Nicolae Mărăscu
- Born: July 1, 1898 Bucharest, Romania
- Died: c. 1938 (aged 39–40)

Rugby union career
- Position: Centre

International career
- Years: Team / Apps / (Points)
- 1919–1927: Romania / 5
- Medal record
Men's rugby union
Representing Romania
Olympic Games
| Bronze medal – third place | 1924 Paris | Team competition |

= Nicolae Mărăscu =

Romania international rugby union player

Nicolae Mărăscu (July 1, 1898 - c. 1938) was a Romanian rugby union footballer. Born in Bucharest, he played as a centre.

Mărăscu had 5 caps for the newcomer Romania, without ever scoring, since his first match, in 1919, a 48–5 loss to France XV, in Paris, for the Inter-Allied Games, and his last, at 22 May 1927, in a 21–5 win over Czechoslovakia, in Bratislava.
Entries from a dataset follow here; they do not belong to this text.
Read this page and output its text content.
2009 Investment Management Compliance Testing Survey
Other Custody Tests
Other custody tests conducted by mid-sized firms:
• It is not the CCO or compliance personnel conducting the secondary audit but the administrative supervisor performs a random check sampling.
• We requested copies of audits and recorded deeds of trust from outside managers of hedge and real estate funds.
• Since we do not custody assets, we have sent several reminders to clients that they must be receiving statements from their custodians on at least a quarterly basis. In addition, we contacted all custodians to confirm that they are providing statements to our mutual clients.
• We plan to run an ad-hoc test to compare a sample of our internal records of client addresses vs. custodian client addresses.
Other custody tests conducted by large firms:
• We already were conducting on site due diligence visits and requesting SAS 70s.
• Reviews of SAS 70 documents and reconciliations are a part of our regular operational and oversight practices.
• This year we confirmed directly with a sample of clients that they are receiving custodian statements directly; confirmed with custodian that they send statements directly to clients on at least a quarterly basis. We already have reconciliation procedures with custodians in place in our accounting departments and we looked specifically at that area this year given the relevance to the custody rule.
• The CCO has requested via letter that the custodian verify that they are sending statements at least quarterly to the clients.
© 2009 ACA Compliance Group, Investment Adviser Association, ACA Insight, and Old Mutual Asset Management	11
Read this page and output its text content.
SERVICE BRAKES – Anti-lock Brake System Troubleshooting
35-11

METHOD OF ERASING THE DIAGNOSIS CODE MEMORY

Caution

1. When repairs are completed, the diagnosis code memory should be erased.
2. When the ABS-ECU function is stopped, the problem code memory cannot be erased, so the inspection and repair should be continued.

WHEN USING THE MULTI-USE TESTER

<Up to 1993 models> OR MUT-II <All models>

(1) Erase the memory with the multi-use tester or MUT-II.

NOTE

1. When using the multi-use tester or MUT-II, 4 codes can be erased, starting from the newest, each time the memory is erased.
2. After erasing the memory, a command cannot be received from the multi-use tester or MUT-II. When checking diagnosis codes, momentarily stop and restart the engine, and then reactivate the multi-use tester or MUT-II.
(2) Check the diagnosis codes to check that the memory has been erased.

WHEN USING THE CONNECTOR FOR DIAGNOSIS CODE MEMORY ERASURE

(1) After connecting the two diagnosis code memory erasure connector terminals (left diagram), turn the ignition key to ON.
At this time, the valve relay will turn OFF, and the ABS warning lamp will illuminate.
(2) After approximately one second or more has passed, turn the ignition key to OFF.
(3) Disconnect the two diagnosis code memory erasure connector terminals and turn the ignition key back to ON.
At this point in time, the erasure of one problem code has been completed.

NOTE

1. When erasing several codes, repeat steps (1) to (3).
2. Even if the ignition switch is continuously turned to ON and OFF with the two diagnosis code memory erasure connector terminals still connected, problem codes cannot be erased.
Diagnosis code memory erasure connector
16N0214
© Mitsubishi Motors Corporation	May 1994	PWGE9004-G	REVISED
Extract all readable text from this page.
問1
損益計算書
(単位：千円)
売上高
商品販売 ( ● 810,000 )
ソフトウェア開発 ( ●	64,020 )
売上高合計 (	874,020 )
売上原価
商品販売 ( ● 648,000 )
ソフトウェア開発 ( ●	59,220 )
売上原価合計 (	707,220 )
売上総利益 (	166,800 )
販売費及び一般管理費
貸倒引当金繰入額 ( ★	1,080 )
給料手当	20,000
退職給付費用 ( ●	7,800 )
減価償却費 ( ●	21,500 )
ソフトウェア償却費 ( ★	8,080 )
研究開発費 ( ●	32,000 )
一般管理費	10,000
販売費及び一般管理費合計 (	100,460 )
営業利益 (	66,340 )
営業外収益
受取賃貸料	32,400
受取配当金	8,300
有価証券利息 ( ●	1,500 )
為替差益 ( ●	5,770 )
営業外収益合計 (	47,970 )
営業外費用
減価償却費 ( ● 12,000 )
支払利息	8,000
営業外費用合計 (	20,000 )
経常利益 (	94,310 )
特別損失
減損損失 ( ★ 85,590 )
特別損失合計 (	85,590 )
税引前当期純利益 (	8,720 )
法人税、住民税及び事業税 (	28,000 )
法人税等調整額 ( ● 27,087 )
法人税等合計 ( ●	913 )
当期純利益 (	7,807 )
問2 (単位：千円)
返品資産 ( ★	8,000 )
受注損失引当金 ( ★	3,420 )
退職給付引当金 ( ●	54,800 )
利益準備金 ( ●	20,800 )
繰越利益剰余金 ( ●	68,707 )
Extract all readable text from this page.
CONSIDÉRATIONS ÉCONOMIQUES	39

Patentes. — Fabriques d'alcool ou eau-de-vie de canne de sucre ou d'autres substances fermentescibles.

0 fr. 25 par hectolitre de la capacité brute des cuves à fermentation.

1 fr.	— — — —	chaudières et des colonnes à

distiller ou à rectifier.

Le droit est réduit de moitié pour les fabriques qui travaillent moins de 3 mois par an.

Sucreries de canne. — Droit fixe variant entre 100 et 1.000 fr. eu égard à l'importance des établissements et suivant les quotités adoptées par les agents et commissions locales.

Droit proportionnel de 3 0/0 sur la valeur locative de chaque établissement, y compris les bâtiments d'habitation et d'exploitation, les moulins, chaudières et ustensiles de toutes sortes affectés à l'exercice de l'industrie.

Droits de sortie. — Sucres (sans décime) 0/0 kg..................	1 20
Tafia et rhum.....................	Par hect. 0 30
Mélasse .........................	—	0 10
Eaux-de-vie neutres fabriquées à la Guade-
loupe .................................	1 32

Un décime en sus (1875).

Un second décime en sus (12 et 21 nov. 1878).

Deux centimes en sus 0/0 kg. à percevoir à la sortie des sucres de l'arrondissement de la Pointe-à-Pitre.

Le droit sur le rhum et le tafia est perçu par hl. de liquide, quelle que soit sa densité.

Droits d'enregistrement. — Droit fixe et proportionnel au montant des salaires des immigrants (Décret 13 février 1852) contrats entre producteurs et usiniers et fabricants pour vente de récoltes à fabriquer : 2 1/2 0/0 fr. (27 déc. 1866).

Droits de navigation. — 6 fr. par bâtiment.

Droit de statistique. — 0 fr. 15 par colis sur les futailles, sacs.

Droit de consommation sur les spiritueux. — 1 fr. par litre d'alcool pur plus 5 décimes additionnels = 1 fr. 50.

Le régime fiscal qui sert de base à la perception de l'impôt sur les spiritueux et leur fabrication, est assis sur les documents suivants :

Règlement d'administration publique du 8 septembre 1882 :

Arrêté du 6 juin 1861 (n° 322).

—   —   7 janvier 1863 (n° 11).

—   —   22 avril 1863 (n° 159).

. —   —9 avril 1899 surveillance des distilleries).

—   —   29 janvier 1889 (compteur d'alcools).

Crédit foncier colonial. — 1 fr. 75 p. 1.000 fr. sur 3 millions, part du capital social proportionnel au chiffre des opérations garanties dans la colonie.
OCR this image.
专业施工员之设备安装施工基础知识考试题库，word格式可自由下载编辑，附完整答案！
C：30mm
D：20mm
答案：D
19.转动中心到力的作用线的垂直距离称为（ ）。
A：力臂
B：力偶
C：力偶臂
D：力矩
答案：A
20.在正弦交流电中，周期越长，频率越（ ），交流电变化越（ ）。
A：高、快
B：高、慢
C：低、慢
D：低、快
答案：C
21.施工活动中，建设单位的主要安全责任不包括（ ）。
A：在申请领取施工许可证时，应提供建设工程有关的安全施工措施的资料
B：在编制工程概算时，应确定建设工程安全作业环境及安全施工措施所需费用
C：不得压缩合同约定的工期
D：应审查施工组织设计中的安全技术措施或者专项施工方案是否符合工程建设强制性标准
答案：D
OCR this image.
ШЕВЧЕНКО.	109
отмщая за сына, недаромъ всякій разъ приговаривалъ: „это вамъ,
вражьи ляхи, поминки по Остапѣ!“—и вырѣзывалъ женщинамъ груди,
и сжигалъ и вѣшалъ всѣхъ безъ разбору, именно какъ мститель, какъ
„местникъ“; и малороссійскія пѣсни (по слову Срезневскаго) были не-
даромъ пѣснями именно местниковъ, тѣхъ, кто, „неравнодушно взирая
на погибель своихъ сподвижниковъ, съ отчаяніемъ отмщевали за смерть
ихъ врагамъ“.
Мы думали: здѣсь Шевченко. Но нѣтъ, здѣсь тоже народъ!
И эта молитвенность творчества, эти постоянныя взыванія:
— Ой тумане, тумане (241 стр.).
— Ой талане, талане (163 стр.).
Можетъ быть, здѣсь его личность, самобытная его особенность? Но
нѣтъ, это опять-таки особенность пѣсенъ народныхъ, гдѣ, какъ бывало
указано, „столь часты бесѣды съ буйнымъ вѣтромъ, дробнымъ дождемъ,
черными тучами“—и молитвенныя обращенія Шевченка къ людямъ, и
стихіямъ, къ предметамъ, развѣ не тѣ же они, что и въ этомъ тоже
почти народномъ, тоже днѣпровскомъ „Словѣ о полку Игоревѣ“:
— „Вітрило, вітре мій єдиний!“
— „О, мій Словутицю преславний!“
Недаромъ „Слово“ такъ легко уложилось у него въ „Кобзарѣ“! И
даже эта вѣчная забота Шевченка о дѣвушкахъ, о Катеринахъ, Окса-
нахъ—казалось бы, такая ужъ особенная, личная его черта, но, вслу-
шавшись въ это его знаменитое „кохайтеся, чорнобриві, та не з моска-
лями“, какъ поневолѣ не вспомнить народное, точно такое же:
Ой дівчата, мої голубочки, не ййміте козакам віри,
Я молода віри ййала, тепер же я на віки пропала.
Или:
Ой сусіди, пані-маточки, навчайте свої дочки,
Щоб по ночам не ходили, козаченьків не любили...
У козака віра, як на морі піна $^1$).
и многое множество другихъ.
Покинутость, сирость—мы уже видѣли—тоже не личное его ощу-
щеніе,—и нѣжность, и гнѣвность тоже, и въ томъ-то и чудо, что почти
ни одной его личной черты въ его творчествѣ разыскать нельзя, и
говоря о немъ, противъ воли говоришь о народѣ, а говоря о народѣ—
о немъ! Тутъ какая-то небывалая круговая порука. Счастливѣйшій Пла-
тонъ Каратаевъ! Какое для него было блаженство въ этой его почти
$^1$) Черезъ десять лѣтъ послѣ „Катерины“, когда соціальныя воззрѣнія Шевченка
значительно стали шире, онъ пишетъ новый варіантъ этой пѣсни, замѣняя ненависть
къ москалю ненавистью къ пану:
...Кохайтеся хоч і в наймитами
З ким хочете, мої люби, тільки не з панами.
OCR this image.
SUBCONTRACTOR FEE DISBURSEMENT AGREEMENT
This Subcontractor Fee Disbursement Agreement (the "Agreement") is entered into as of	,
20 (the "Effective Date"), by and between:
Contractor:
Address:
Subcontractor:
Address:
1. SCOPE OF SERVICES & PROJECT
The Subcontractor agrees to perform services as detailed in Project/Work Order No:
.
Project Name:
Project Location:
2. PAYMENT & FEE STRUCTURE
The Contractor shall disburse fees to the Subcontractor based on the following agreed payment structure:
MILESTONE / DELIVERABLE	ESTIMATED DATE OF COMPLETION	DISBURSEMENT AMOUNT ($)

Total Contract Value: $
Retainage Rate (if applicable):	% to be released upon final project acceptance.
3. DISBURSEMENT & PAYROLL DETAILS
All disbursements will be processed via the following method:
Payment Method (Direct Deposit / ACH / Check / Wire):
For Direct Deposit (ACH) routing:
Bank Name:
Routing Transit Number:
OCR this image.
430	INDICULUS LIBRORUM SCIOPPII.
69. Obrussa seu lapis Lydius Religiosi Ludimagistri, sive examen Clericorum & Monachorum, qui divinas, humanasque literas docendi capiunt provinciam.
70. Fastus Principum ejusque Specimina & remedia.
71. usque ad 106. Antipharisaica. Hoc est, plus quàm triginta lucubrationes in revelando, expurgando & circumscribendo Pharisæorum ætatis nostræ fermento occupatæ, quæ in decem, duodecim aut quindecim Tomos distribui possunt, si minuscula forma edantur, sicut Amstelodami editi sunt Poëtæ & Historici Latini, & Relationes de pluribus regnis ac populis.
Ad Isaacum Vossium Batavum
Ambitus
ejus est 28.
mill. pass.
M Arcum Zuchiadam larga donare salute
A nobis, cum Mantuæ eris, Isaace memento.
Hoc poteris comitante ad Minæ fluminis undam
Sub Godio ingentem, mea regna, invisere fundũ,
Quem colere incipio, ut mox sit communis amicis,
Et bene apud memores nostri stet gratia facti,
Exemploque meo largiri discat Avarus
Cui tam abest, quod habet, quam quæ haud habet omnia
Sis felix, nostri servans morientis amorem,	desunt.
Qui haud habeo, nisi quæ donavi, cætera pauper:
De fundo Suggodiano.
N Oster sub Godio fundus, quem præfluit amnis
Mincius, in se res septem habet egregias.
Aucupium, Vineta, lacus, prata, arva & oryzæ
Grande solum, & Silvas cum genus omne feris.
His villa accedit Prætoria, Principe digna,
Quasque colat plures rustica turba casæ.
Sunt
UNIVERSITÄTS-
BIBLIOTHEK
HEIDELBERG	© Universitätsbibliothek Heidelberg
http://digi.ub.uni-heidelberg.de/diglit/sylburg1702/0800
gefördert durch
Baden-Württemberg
The highest point of Mărăscu career was at the 1924 Olympic Tournament, when Romania, even losing to France (59–3) and the United States (39–0) still won the bronze medal by finishing in 3rd place. Mărăscu was the captain of the Romanian team. It was the last time that rugby union appeared at the Olympic Games.

He played in France for Stade Français and Olympique lillois.